Interested in advertising and marketing, Chung enrolled in the University of Pennsylvania’s Wharton School’s MBA program in Philadelphia. Then, intrigued by corporate strategy and finance, he transferred to the Massachusetts Institute of Technology in Cambridge.

Chung Mong Jin, a nephew of Hyundai’s founder, introduced Chung to his future wife. Ted Chung recalls how the first meeting with the family patriarch devolved into a lecture about the Chungs’ long aversion to extravagance.

Another culture shock came after Chung and Myung Yi wed in 1987. He says managers made fun of the Western-educated hotshot who got lucky by marrying one of the founder’s granddaughters.

Hyundai Mobis

Chung’s first chance to shine came at a foreign backwater. He took over as president of the Mexican unit of what’s now auto-parts maker Hyundai Mobis (012330) Co., turning the money-losing operation in Tijuana profitable.

He began reviving another laggard, the card company, in 2003. He allocated an unprecedented $50 million marketing budget for the M card. He revamped the headquarters, where employees can cruise outside on lunch breaks on company-owned bikes, and hired a 40-person design team -- the only financial firm in Korea with such a crew.

Chung added to his duties with Hyundai Commercial, a vehicle and machine leaser and corporate lender. He created Hyundai Life Insurance Co. after acquiring Green Cross Life Insurance Co. in 2011.

He wants to convert Hyundai Life, which ranks 18th among Korea’s 24 life insurers, the same way he built Hyundai Card -- by making it stand out.

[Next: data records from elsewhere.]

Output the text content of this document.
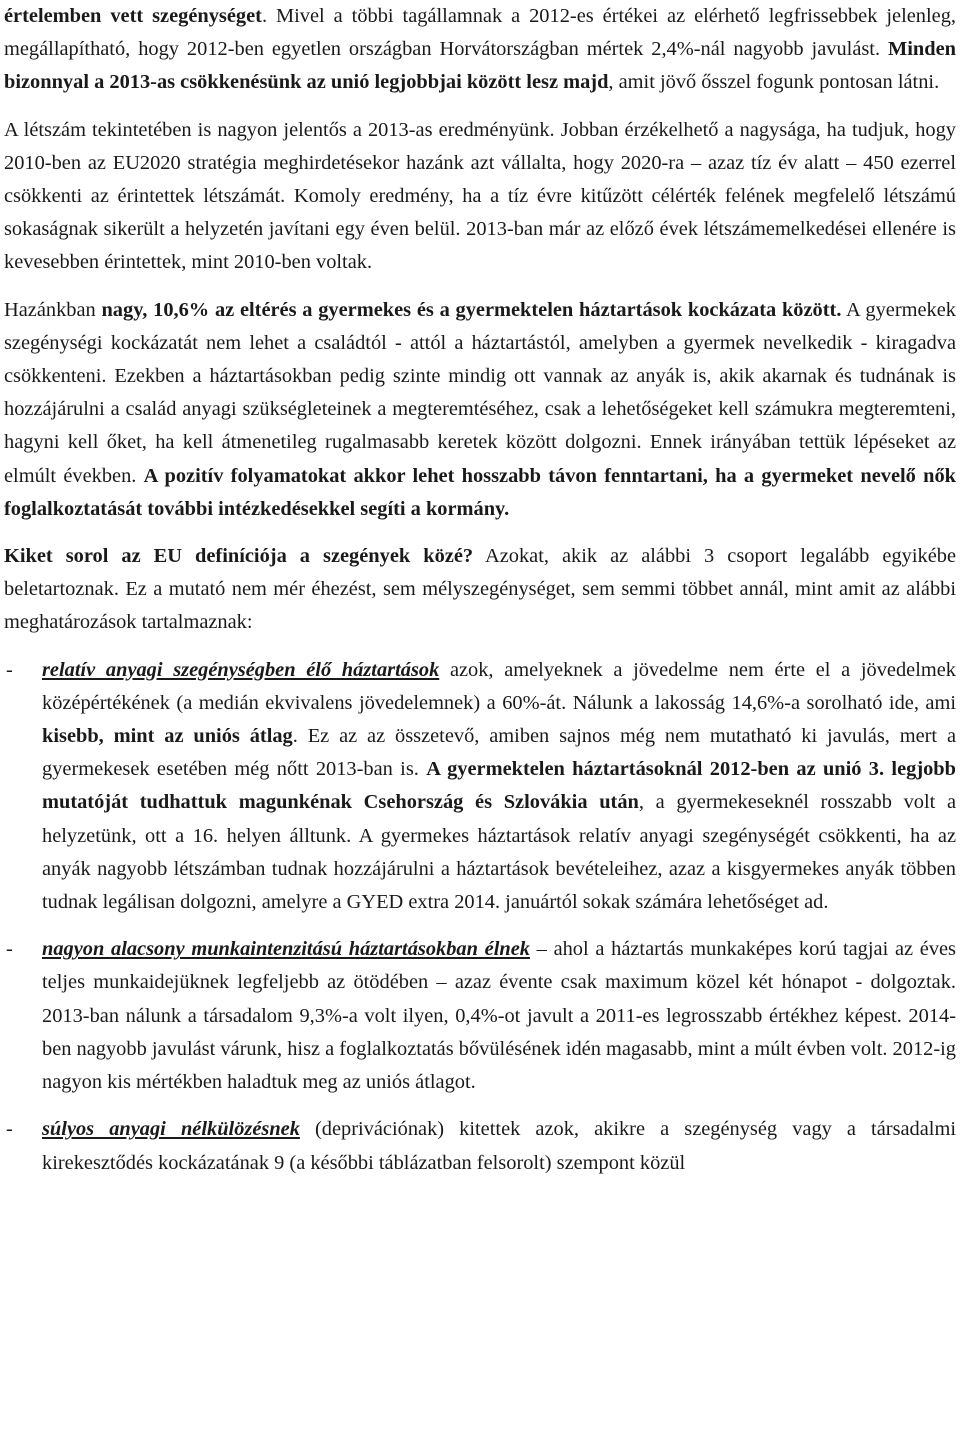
értelemben vett szegénységet. Mivel a többi tagállamnak a 2012-es értékei az elérhető legfrissebbek jelenleg, megállapítható, hogy 2012-ben egyetlen országban Horvátországban mértek 2,4%-nál nagyobb javulást. Minden bizonnyal a 2013-as csökkenésünk az unió legjobbjai között lesz majd, amit jövő ősszel fogunk pontosan látni.

A létszám tekintetében is nagyon jelentős a 2013-as eredményünk. Jobban érzékelhető a nagysága, ha tudjuk, hogy 2010-ben az EU2020 stratégia meghirdetésekor hazánk azt vállalta, hogy 2020-ra – azaz tíz év alatt – 450 ezerrel csökkenti az érintettek létszámát. Komoly eredmény, ha a tíz évre kitűzött célérték felének megfelelő létszámú sokaságnak sikerült a helyzetén javítani egy éven belül. 2013-ban már az előző évek létszámemelkedései ellenére is kevesebben érintettek, mint 2010-ben voltak.

Hazánkban nagy, 10,6% az eltérés a gyermekes és a gyermektelen háztartások kockázata között. A gyermekek szegénységi kockázatát nem lehet a családtól - attól a háztartástól, amelyben a gyermek nevelkedik - kiragadva csökkenteni. Ezekben a háztartásokban pedig szinte mindig ott vannak az anyák is, akik akarnak és tudnának is hozzájárulni a család anyagi szükségleteinek a megteremtéséhez, csak a lehetőségeket kell számukra megteremteni, hagyni kell őket, ha kell átmenetileg rugalmasabb keretek között dolgozni. Ennek irányában tettük lépéseket az elmúlt években. A pozitív folyamatokat akkor lehet hosszabb távon fenntartani, ha a gyermeket nevelő nők foglalkoztatását további intézkedésekkel segíti a kormány.

Kiket sorol az EU definíciója a szegények közé? Azokat, akik az alábbi 3 csoport legalább egyikébe beletartoznak. Ez a mutató nem mér éhezést, sem mélyszegénységet, sem semmi többet annál, mint amit az alábbi meghatározások tartalmaznak:

- relatív anyagi szegénységben élő háztartások azok, amelyeknek a jövedelme nem érte el a jövedelmek középértékének (a medián ekvivalens jövedelemnek) a 60%-át. Nálunk a lakosság 14,6%-a sorolható ide, ami kisebb, mint az uniós átlag. Ez az az összetevő, amiben sajnos még nem mutatható ki javulás, mert a gyermekesek esetében még nőtt 2013-ban is. A gyermektelen háztartásoknál 2012-ben az unió 3. legjobb mutatóját tudhattuk magunkénak Csehország és Szlovákia után, a gyermekeseknél rosszabb volt a helyzetünk, ott a 16. helyen álltunk. A gyermekes háztartások relatív anyagi szegénységét csökkenti, ha az anyák nagyobb létszámban tudnak hozzájárulni a háztartások bevételeihez, azaz a kisgyermekes anyák többen tudnak legálisan dolgozni, amelyre a GYED extra 2014. januártól sokak számára lehetőséget ad.

- nagyon alacsony munkaintenzitású háztartásokban élnek – ahol a háztartás munkaképes korú tagjai az éves teljes munkaidejüknek legfeljebb az ötödében – azaz évente csak maximum közel két hónapot - dolgoztak. 2013-ban nálunk a társadalom 9,3%-a volt ilyen, 0,4%-ot javult a 2011-es legrosszabb értékhez képest. 2014-ben nagyobb javulást várunk, hisz a foglalkoztatás bővülésének idén magasabb, mint a múlt évben volt. 2012-ig nagyon kis mértékben haladtuk meg az uniós átlagot.

- súlyos anyagi nélkülözésnek (deprivációnak) kitettek azok, akikre a szegénység vagy a társadalmi kirekesztődés kockázatának 9 (a későbbi táblázatban felsorolt) szempont közül
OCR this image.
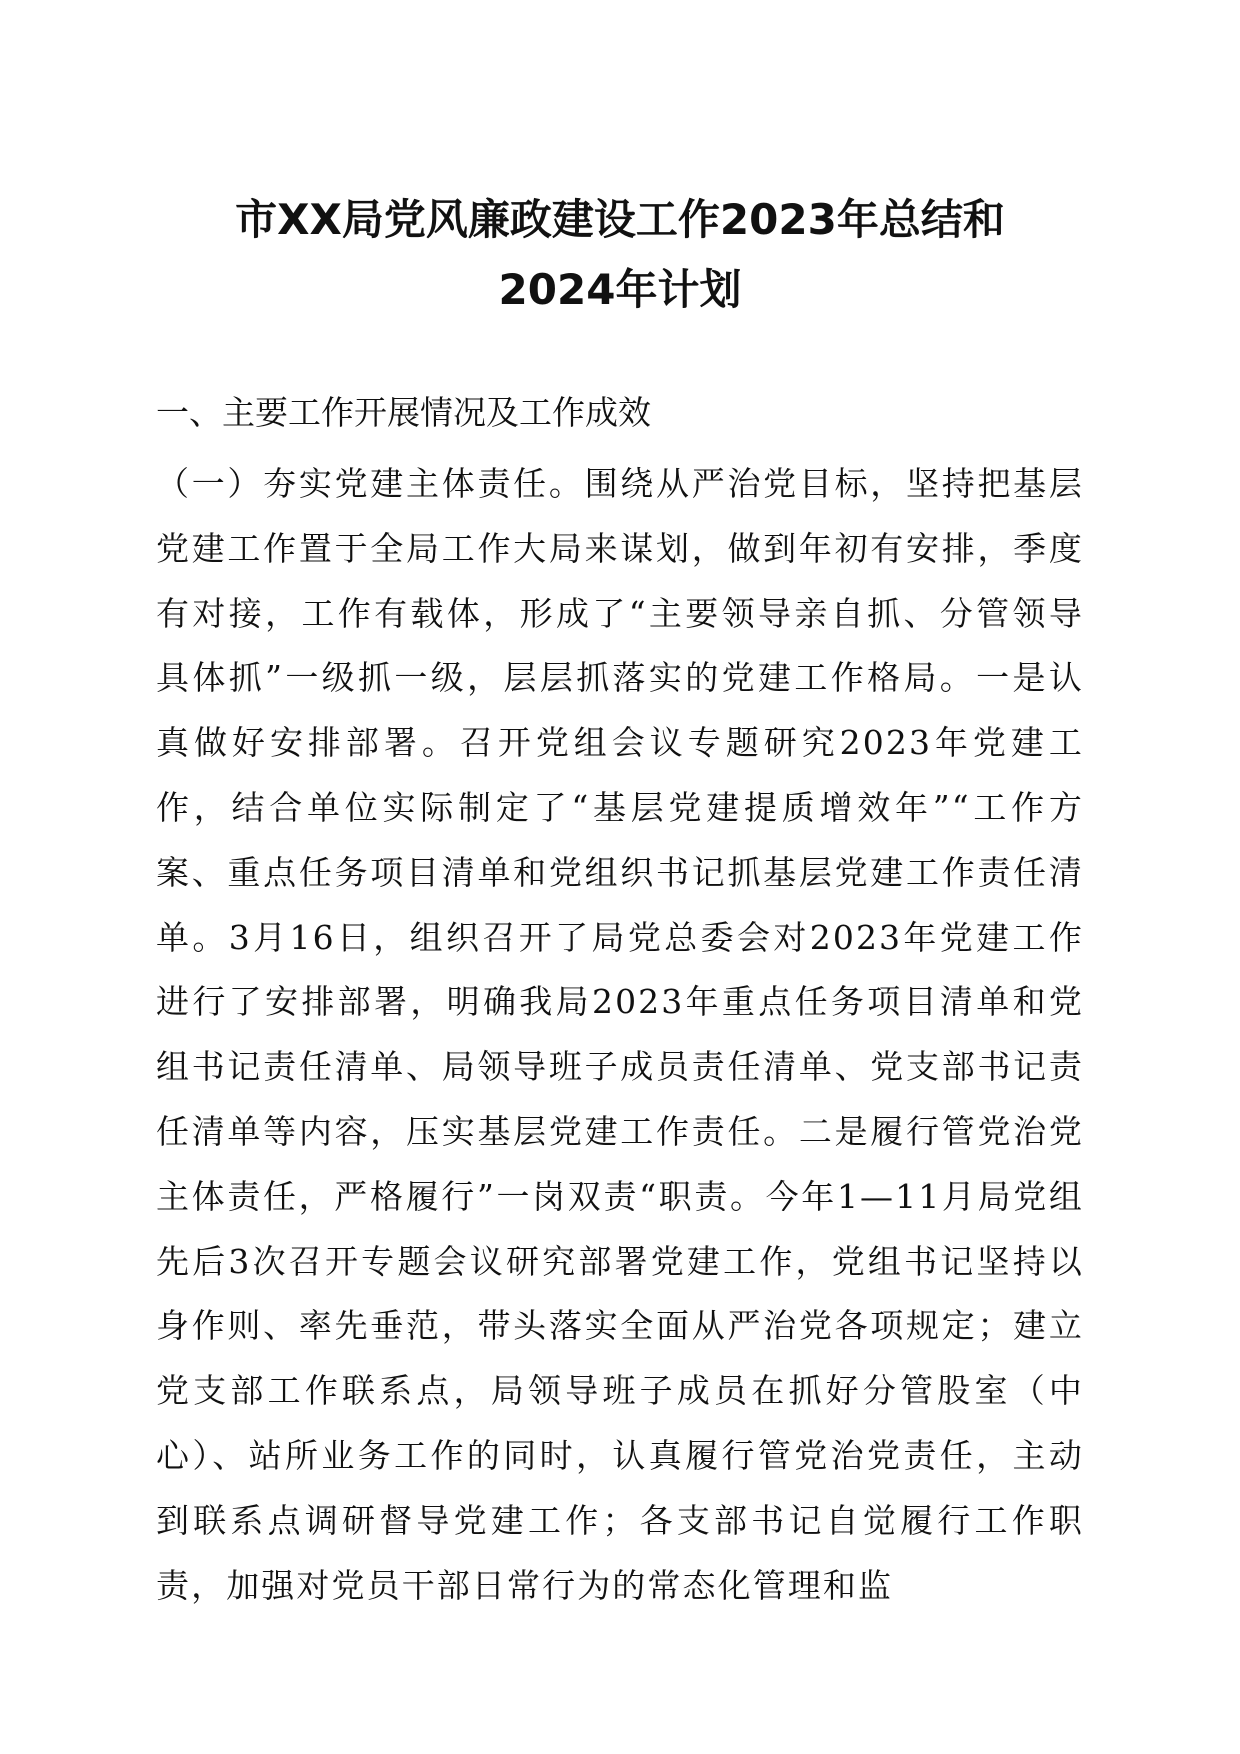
市XX局党风廉政建设工作2023年总结和
2024年计划
一、主要工作开展情况及工作成效
（一）夯实党建主体责任。围绕从严治党目标，坚持把基层党建工作置于全局工作大局来谋划，做到年初有安排，季度有对接，工作有载体，形成了“主要领导亲自抓、分管领导具体抓”一级抓一级，层层抓落实的党建工作格局。一是认真做好安排部署。召开党组会议专题研究2023年党建工作，结合单位实际制定了“基层党建提质增效年”“工作方案、重点任务项目清单和党组织书记抓基层党建工作责任清单。3月16日，组织召开了局党总委会对2023年党建工作进行了安排部署，明确我局2023年重点任务项目清单和党组书记责任清单、局领导班子成员责任清单、党支部书记责任清单等内容，压实基层党建工作责任。二是履行管党治党主体责任，严格履行”一岗双责“职责。今年1—11月局党组先后3次召开专题会议研究部署党建工作，党组书记坚持以身作则、率先垂范，带头落实全面从严治党各项规定；建立党支部工作联系点，局领导班子成员在抓好分管股室（中心）、站所业务工作的同时，认真履行管党治党责任，主动到联系点调研督导党建工作；各支部书记自觉履行工作职责，加强对党员干部日常行为的常态化管理和监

These days, the card company is promoting underground bands such as Galaxy Express. The three-man band’s hard-driving rock contrasts with the country’s K-pop boy and girl bands.

With father-in-law Chung Mong Koo monitoring his progress and other chaebol leaders assessing his moves, Chung says, he knows his job hinges on performance, not flash.

“You can fall like a dead leaf in the autumn wind if you don’t deliver,” he says with a smile.